Вступление

Вступление

Питательно только зерно; кто же станет сдирать шелуху для тебя и меня?

Если что-нибудь священно, то тело людей священно…

(Уолт Уитмен. Листья травы)

Люди становятся тупыми, когда перестают быть охваченными страстью.

(Гельвеций. Об уме)

Смутно помню довоенную Москву – всю в рельсах трамваев, еще тесную, булыжную и по всем окраинам деревянную, глухую заборами. А за окраинами – сосновые боры, луга. Я босиком бегал купаться на Москву-реку.

Москва военная – в памяти тросы аэростатов, синева прожекторов, рев сирен. В парках валили вековые деревья, разделывали и закатывали на щели. Эти глубокие щели выкапывали тут же, возле клумб, аллей, фонтанов. И, конечно, стекла – все в нахлестах бумажных полос. Весь огромный город в бумажных лентах, черный с первыми сумерками – ни огонька, лунно-призрачный.

Разве думал я мальчишкой, гоняя зимними вечерами консервную банку вместо мяча по ледяной мостовой, что настанет время и я буду пробовать в этом родном мне городе свою силу и свои первые мировые рекорды? Мы, голодные, одетые кто во что, забывали о консервной банке-мяче в мгновения победного салюта. Как неожиданно ярко расцветала затаенная ночью Москва под залпами ракет!..

Как же мы мечтали о силе, как завидовали сильным! Уже тогда я услышал имена Куценко, Амбарцумяна! Какие чудеса мне рассказывали об их силе!

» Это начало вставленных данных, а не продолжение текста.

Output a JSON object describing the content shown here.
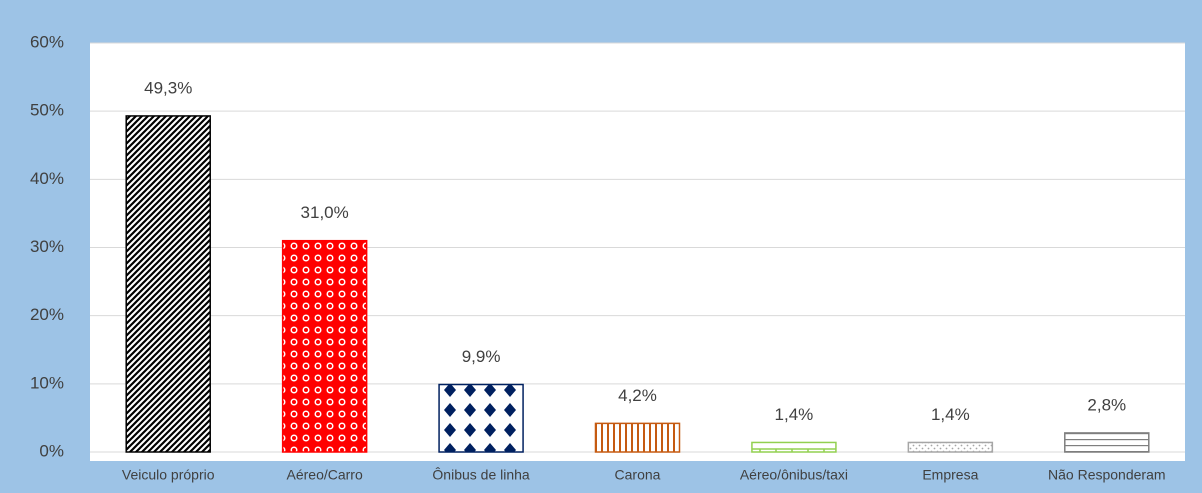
{
  "chart_data": {
    "type": "bar",
    "categories": [
      "Veiculo próprio",
      "Aéreo/Carro",
      "Ônibus de linha",
      "Carona",
      "Aéreo/ônibus/taxi",
      "Empresa",
      "Não Responderam"
    ],
    "values": [
      49.3,
      31.0,
      9.9,
      4.2,
      1.4,
      1.4,
      2.8
    ],
    "value_labels": [
      "49,3%",
      "31,0%",
      "9,9%",
      "4,2%",
      "1,4%",
      "1,4%",
      "2,8%"
    ],
    "colors": [
      "#000000",
      "#ff0000",
      "#002060",
      "#c55a11",
      "#92d050",
      "#a6a6a6",
      "#7f7f7f"
    ],
    "ylim": [
      0,
      60
    ],
    "yticks": [
      {
        "value": 0,
        "label": "0%"
      },
      {
        "value": 10,
        "label": "10%"
      },
      {
        "value": 20,
        "label": "20%"
      },
      {
        "value": 30,
        "label": "30%"
      },
      {
        "value": 40,
        "label": "40%"
      },
      {
        "value": 50,
        "label": "50%"
      },
      {
        "value": 60,
        "label": "60%"
      }
    ],
    "grid": true
  }
}
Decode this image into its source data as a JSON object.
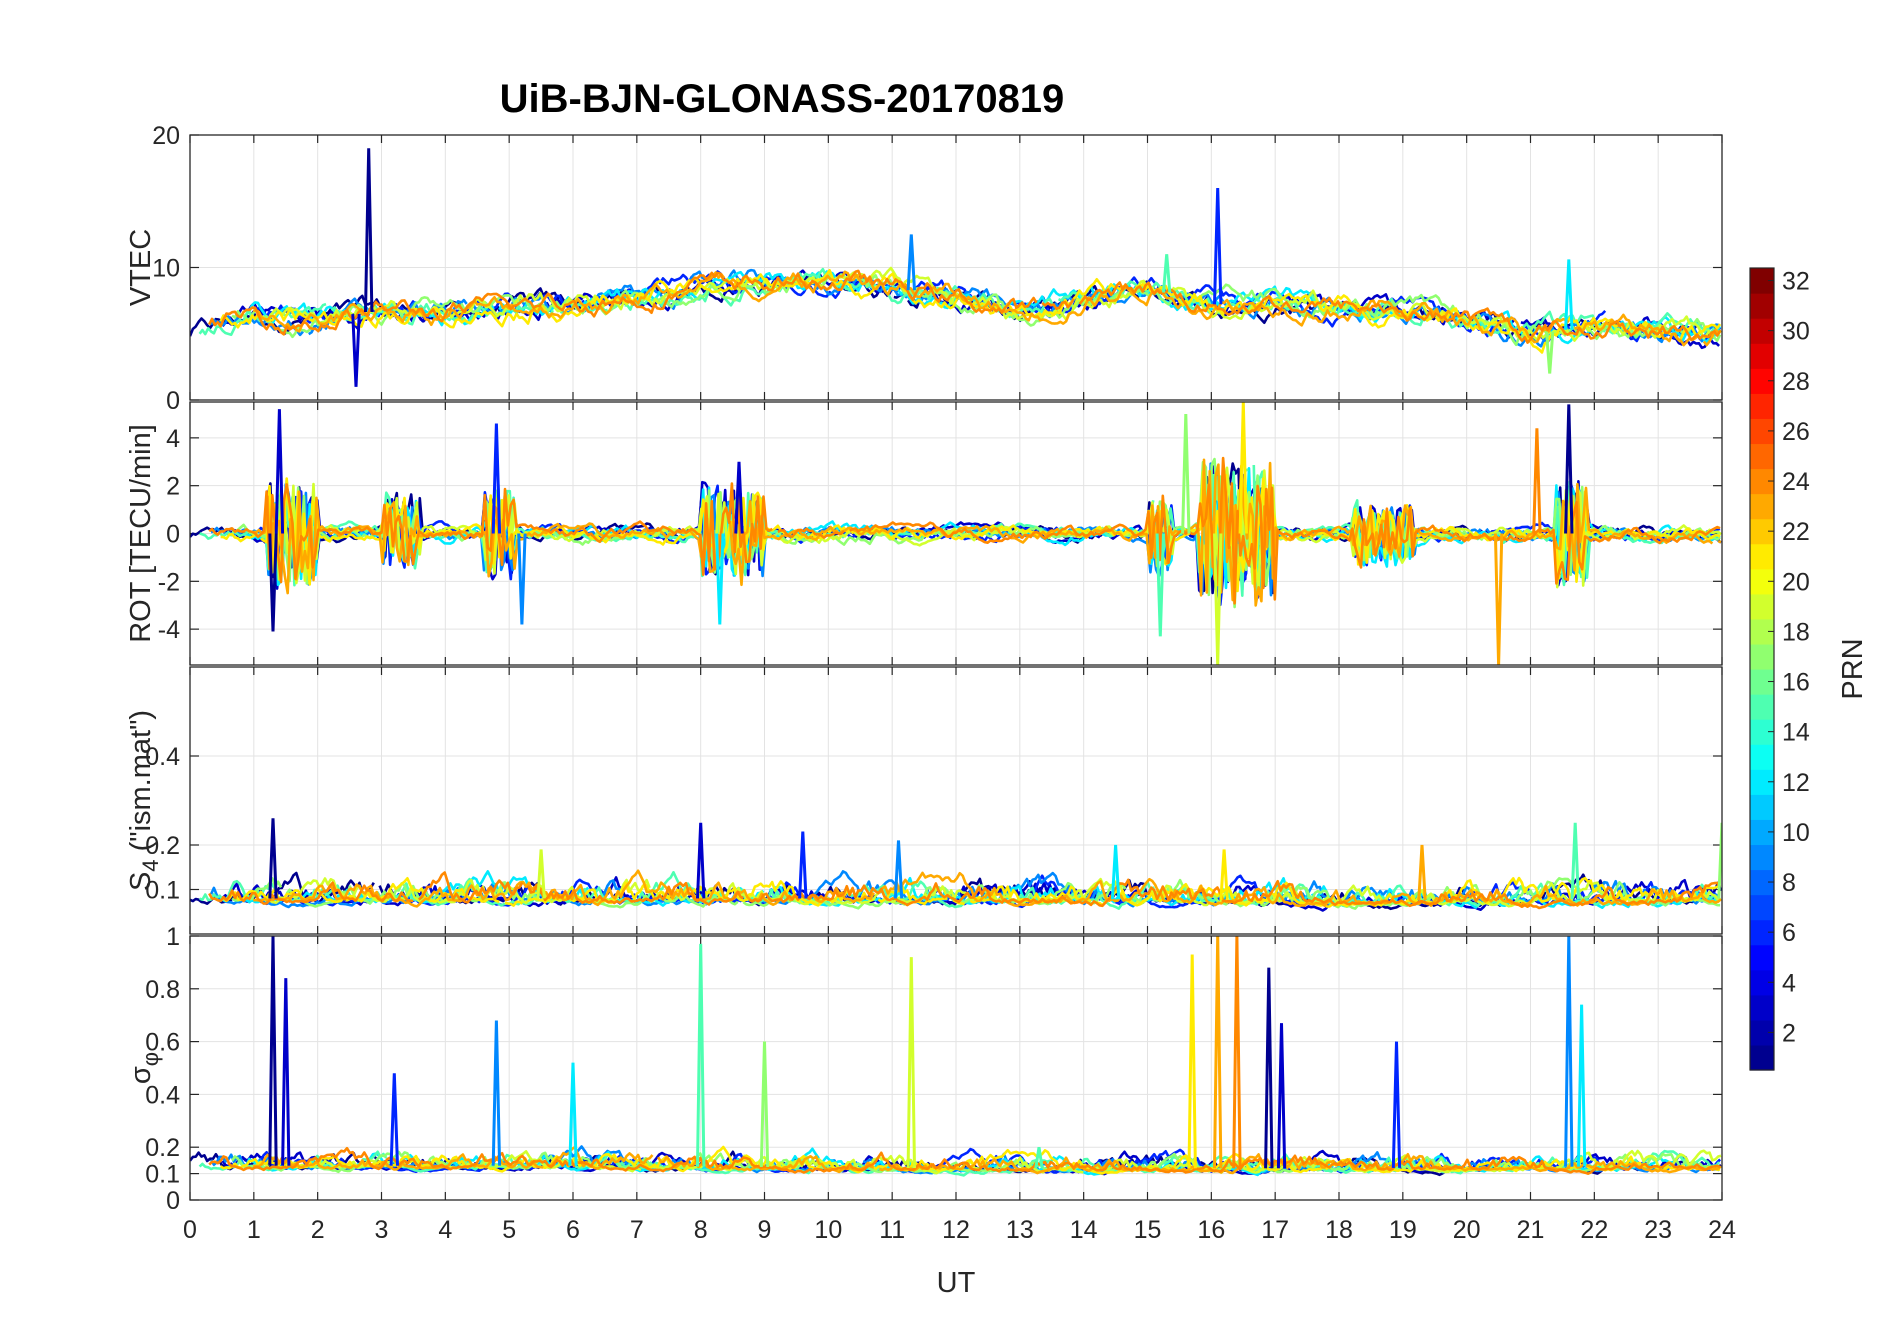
{
  "chart_data": {
    "type": "line",
    "title": "UiB-BJN-GLONASS-20170819",
    "xlabel": "UT",
    "xlim": [
      0,
      24
    ],
    "x_ticks": [
      "0",
      "1",
      "2",
      "3",
      "4",
      "5",
      "6",
      "7",
      "8",
      "9",
      "10",
      "11",
      "12",
      "13",
      "14",
      "15",
      "16",
      "17",
      "18",
      "19",
      "20",
      "21",
      "22",
      "23",
      "24"
    ],
    "panels": [
      {
        "id": "vtec",
        "ylabel": "VTEC",
        "ylim": [
          0,
          20
        ],
        "y_ticks": [
          "0",
          "10",
          "20"
        ],
        "y_tick_values": [
          0,
          10,
          20
        ],
        "baseline": [
          [
            0,
            5
          ],
          [
            1,
            6.5
          ],
          [
            2,
            6
          ],
          [
            3,
            6.8
          ],
          [
            4,
            6.6
          ],
          [
            5,
            7
          ],
          [
            6,
            7.2
          ],
          [
            7,
            7.8
          ],
          [
            8,
            8.5
          ],
          [
            9,
            8.8
          ],
          [
            10,
            9
          ],
          [
            11,
            8.5
          ],
          [
            12,
            7.8
          ],
          [
            13,
            6.5
          ],
          [
            14,
            7.5
          ],
          [
            15,
            8.5
          ],
          [
            16,
            7.2
          ],
          [
            17,
            7.4
          ],
          [
            18,
            7
          ],
          [
            19,
            6.8
          ],
          [
            20,
            6.2
          ],
          [
            21,
            5
          ],
          [
            22,
            5.5
          ],
          [
            23,
            5.2
          ],
          [
            24,
            5
          ]
        ],
        "noise": 0.9,
        "spikes": [
          [
            2.8,
            19
          ],
          [
            2.6,
            1
          ],
          [
            16.1,
            16
          ],
          [
            11.3,
            12.5
          ],
          [
            21.6,
            10.6
          ],
          [
            15.3,
            11
          ],
          [
            21.3,
            2
          ]
        ]
      },
      {
        "id": "rot",
        "ylabel": "ROT [TECU/min]",
        "ylim": [
          -5.5,
          5.5
        ],
        "y_ticks": [
          "-4",
          "-2",
          "0",
          "2",
          "4"
        ],
        "y_tick_values": [
          -4,
          -2,
          0,
          2,
          4
        ],
        "baseline": [
          [
            0,
            0
          ],
          [
            24,
            0
          ]
        ],
        "noise": 0.3,
        "spikes": [
          [
            1.3,
            -4.1
          ],
          [
            1.4,
            5.2
          ],
          [
            4.8,
            4.6
          ],
          [
            5.2,
            -3.8
          ],
          [
            8.3,
            -3.8
          ],
          [
            15.2,
            -4.3
          ],
          [
            15.6,
            5
          ],
          [
            16.1,
            -5.5
          ],
          [
            16.5,
            5.5
          ],
          [
            20.5,
            -5.5
          ],
          [
            21.1,
            4.4
          ],
          [
            21.6,
            5.4
          ],
          [
            8.6,
            3
          ]
        ],
        "bursts": [
          [
            1.2,
            2.0,
            2.2
          ],
          [
            3.0,
            3.6,
            1.5
          ],
          [
            4.6,
            5.1,
            1.8
          ],
          [
            8.0,
            9.0,
            1.8
          ],
          [
            15.0,
            15.4,
            1.4
          ],
          [
            15.8,
            17.0,
            3.0
          ],
          [
            18.2,
            19.2,
            1.2
          ],
          [
            21.4,
            21.9,
            2.2
          ]
        ]
      },
      {
        "id": "s4",
        "ylabel": "S4 (\"ism.mat\")",
        "ylabel_main": "S",
        "ylabel_sub": "4",
        "ylabel_rest": " (\"ism.mat\")",
        "ylim": [
          0,
          0.6
        ],
        "y_ticks": [
          "0.1",
          "0.2",
          "0.4"
        ],
        "y_tick_values": [
          0.1,
          0.2,
          0.4
        ],
        "baseline": [
          [
            0,
            0.08
          ],
          [
            6,
            0.08
          ],
          [
            12,
            0.08
          ],
          [
            18,
            0.075
          ],
          [
            24,
            0.08
          ]
        ],
        "noise": 0.025,
        "spikes": [
          [
            1.3,
            0.26
          ],
          [
            8.0,
            0.25
          ],
          [
            9.6,
            0.23
          ],
          [
            11.1,
            0.21
          ],
          [
            14.5,
            0.2
          ],
          [
            21.7,
            0.25
          ],
          [
            24.0,
            0.25
          ],
          [
            5.5,
            0.19
          ],
          [
            16.2,
            0.19
          ],
          [
            19.3,
            0.2
          ]
        ]
      },
      {
        "id": "sigma",
        "ylabel": "σ φ",
        "ylabel_main": "σ",
        "ylabel_sub": "φ",
        "ylim": [
          0,
          1
        ],
        "y_ticks": [
          "0",
          "0.1",
          "0.2",
          "0.4",
          "0.6",
          "0.8",
          "1"
        ],
        "y_tick_values": [
          0,
          0.1,
          0.2,
          0.4,
          0.6,
          0.8,
          1
        ],
        "baseline": [
          [
            0,
            0.13
          ],
          [
            6,
            0.13
          ],
          [
            12,
            0.12
          ],
          [
            18,
            0.12
          ],
          [
            24,
            0.13
          ]
        ],
        "noise": 0.03,
        "spikes": [
          [
            1.3,
            1.0
          ],
          [
            1.5,
            0.84
          ],
          [
            3.2,
            0.48
          ],
          [
            4.8,
            0.68
          ],
          [
            6.0,
            0.52
          ],
          [
            8.0,
            0.97
          ],
          [
            9.0,
            0.6
          ],
          [
            11.3,
            0.92
          ],
          [
            15.7,
            0.93
          ],
          [
            16.1,
            1.0
          ],
          [
            16.4,
            1.0
          ],
          [
            16.9,
            0.88
          ],
          [
            17.1,
            0.67
          ],
          [
            18.9,
            0.6
          ],
          [
            21.6,
            1.0
          ],
          [
            21.8,
            0.74
          ],
          [
            13.3,
            0.2
          ]
        ]
      }
    ],
    "colorbar": {
      "label": "PRN",
      "range": [
        1,
        32
      ],
      "ticks": [
        "2",
        "4",
        "6",
        "8",
        "10",
        "12",
        "14",
        "16",
        "18",
        "20",
        "22",
        "24",
        "26",
        "28",
        "30",
        "32"
      ],
      "tick_values": [
        2,
        4,
        6,
        8,
        10,
        12,
        14,
        16,
        18,
        20,
        22,
        24,
        26,
        28,
        30,
        32
      ],
      "colormap": "jet",
      "colors": [
        "#00008f",
        "#0000ff",
        "#0080ff",
        "#00ffff",
        "#80ff80",
        "#ffff00",
        "#ff8000",
        "#ff0000",
        "#800000"
      ]
    },
    "series_prns": [
      1,
      3,
      6,
      9,
      12,
      15,
      17,
      19,
      21,
      23,
      24
    ],
    "grid": true
  }
}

Помню великое торжество Мира – всеобщее паломничество на Красную площадь. В день 9 мая, под утро которого было объявлено об окончании войны, с места тронулся весь люд: и дети, и старики, и взрослые – все шли к Красной площади. Помню скрещение прожекторов над Красной площадью и гул голосов, наверное, миллионов голосов… Я протиснулся с братом и мамой на Каменный мост. Сердце русского народа было распахнуто перед нами: Кремлевская и Москворецкая набережные, бастионно-строгая зубчатость стен Кремля, святой народной памятью собор Постника и Бармы, звонница Ивана Великого, черный глянец Москвы-реки, переливчатой огнями. Толпа кидала в воду монетки – каждый на счастье.

Я за братом закрутил с пальца и свою – она потерялась в дожде монеток. Каждый загадывал, ждал, желал счастья!

И лежит, лежит на дне Москвы-реки мой пятак. Хранит мое счастье.